Another factor in the decision, Schiller said, was the size of the new space. The Rudi's location has 115 seats in the dining room, 20 to 30 seats in the bar, and a private dining room. Cafe Annie currently seats only 88 with an extra 12 in the bar. Rudi's owner, Joe Lucia, hasn't announced his plans, but rumors persist that he may be considering the vacated Cafe Annie location on Westheimer Street.
"Post Oak is the nicest street in the city," Schiller said. "We feel the move to this location is consistent with the culinary reputation that Robert and his staff have developed both in Houston and around the nation."
And the neighbors aren't bad either. Cafe Annie's new location is just up the street from Tony's, another NRN Hall of Famer and Houston's place to see and be seen.

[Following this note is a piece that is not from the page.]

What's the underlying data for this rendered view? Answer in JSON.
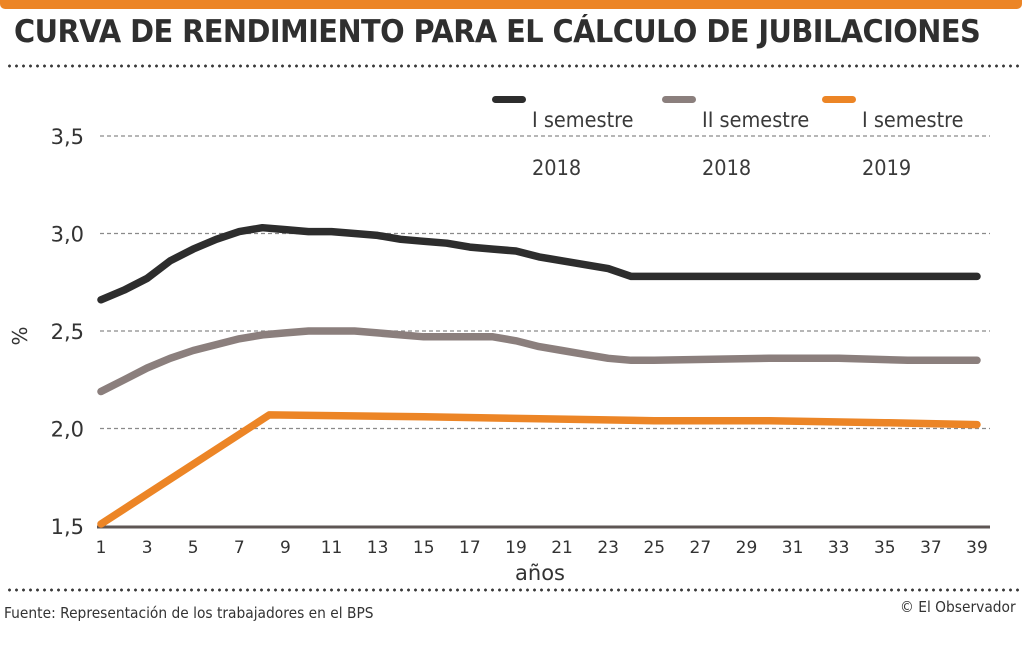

"Cafe Annie will continue in the same tradition but with a few more seats in the main dining room, a significantly larger bar area with a separate bar menu, and the addition of a private dining room," he said.
Although Schiller said Del Grande plans no changes in the menu, he admitted, "He's always tweaking it."
Cafe Annie is scheduled to close its present location on Sept. 30 and reopen on Post Oak two weeks later.
Meanwhile, the Cafe Express move is set for June. Schiller said the Express unit on Post Oak Lane will close June 7 and reopen two weeks later in the prestigious Pavilion shopping center, just south of the new Cafe Annie location.
The other Cafe Express on Kirby Drive will remain unchanged.
The Pavilion, a toney shopping mall featuring Saks Fifth Avenue, Ungaro, Hermes, and numerous other designer boutiques, made Express Foods an offer it couldn't refuse, Schiller said.
"We had plans to do a Cafe Express location in a different market next," Schiller said, "but with the clear turn-around in the economy here, we have decided to concentrate on Houston for the immediate future."
Cafe Express is a "quality and convenience and price value" concept, Schiller said, and was opened five years ago in an office building. Average tickets at the restaurant run about $7.50 on the weekdays and as high as $10 on weekends, he said. The restaurant is serving between 500 and 700 people a day.
"We thought it would be a lunch place," he said. "But we've turned out to have a significant night business, too. It became a destination restaurant."
The move takes Cafe Express out of a strip center and toward "a somewhat softer and more upscale environment," he said.
The Pavilion site has 150 seats with seating outside as well as inside the mall. Other food-service tenants in The Pavilion include Sfuzzi, Houlihan's, and Hunan's.
PHOTO : The present location of Cafe Annie, an upscale Southwestern restaurant in Houston that is moving to a more `prestigious' address. Inset: Robert Del Grande, owner of Cafe Annie.